Starting Wednesday, Major League Soccer clubs can resume using outdoor training fields for individual player workouts.
All workouts are voluntary and must adhere to safety protocols created in consultation with medical and infectious disease experts, the league announced Friday.
In addition, the workouts must not conflict with policies of local public health and government officials.
Players participating in the workouts will still be prohibited from accessing the team locker rooms, gyms and training rooms.

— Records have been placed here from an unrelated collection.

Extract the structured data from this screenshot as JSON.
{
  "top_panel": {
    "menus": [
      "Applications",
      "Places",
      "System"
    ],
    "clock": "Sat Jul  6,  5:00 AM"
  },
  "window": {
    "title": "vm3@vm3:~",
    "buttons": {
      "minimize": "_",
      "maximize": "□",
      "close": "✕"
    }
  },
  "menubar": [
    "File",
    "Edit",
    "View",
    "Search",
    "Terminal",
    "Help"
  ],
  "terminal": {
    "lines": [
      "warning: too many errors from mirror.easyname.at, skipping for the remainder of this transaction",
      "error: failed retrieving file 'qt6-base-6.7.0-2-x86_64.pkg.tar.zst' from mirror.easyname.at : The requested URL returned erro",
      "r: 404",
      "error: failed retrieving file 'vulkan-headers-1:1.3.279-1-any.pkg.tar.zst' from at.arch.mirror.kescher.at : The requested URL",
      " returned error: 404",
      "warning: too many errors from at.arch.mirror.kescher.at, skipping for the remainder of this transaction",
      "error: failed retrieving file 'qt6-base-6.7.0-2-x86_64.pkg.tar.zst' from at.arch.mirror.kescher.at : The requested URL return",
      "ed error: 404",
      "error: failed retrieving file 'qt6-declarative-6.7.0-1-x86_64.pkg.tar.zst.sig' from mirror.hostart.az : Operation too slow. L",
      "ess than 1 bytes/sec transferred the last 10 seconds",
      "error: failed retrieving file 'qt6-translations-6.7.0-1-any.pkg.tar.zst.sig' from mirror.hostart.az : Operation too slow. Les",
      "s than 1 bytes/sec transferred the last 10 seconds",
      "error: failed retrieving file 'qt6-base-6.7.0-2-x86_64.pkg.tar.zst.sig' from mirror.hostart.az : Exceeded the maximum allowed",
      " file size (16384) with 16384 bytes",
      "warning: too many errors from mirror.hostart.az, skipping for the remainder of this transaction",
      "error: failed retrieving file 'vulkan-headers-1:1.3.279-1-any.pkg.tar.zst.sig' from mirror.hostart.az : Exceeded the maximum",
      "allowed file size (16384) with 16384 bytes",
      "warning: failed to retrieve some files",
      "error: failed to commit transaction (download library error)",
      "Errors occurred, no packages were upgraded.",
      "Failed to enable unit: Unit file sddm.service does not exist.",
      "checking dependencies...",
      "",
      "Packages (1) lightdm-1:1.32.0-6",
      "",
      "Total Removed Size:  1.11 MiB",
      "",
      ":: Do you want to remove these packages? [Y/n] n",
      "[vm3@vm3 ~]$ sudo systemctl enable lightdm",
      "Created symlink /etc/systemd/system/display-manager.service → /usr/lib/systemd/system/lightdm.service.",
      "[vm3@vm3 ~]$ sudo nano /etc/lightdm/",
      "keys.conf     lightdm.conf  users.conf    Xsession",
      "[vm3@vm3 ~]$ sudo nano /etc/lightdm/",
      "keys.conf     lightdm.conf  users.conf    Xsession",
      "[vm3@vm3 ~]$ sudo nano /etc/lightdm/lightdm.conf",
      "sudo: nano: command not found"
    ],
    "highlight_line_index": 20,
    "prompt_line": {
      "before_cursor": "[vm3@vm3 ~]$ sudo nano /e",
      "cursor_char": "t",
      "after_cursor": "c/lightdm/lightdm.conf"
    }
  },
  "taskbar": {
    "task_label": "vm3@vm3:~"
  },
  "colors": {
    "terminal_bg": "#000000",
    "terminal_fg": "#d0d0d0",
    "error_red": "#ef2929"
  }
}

Gyms and training rooms are only accessible by players receiving post-operative or rehabilitation treatment.
Before initiating individual player workouts, each team just submit a plan to the league outlining how it will implement certain healthy and safety protocols.
Those include sanitization and disinfection of the equipment (balls, cones and goals) between sessions; health screening and temperature checks; staggered arrivals and departures with designated parking spaces; use of personal protective equipment from the parking lot to the field; maintaining at least 10 feet between staff and players at all times; and hand-washing and disinfectant stations.
Practice fields must be divided into a maximum of four quadrants, with no more than one player training in each quadrant and no equipment sharing (passing or shooting) between the players.
The ban on small groups and full team training remains in place through May 15.
The 2020 MLS regular season was only two weeks old when the coronavirus pandemic brought a halt to the sports world in mid-March.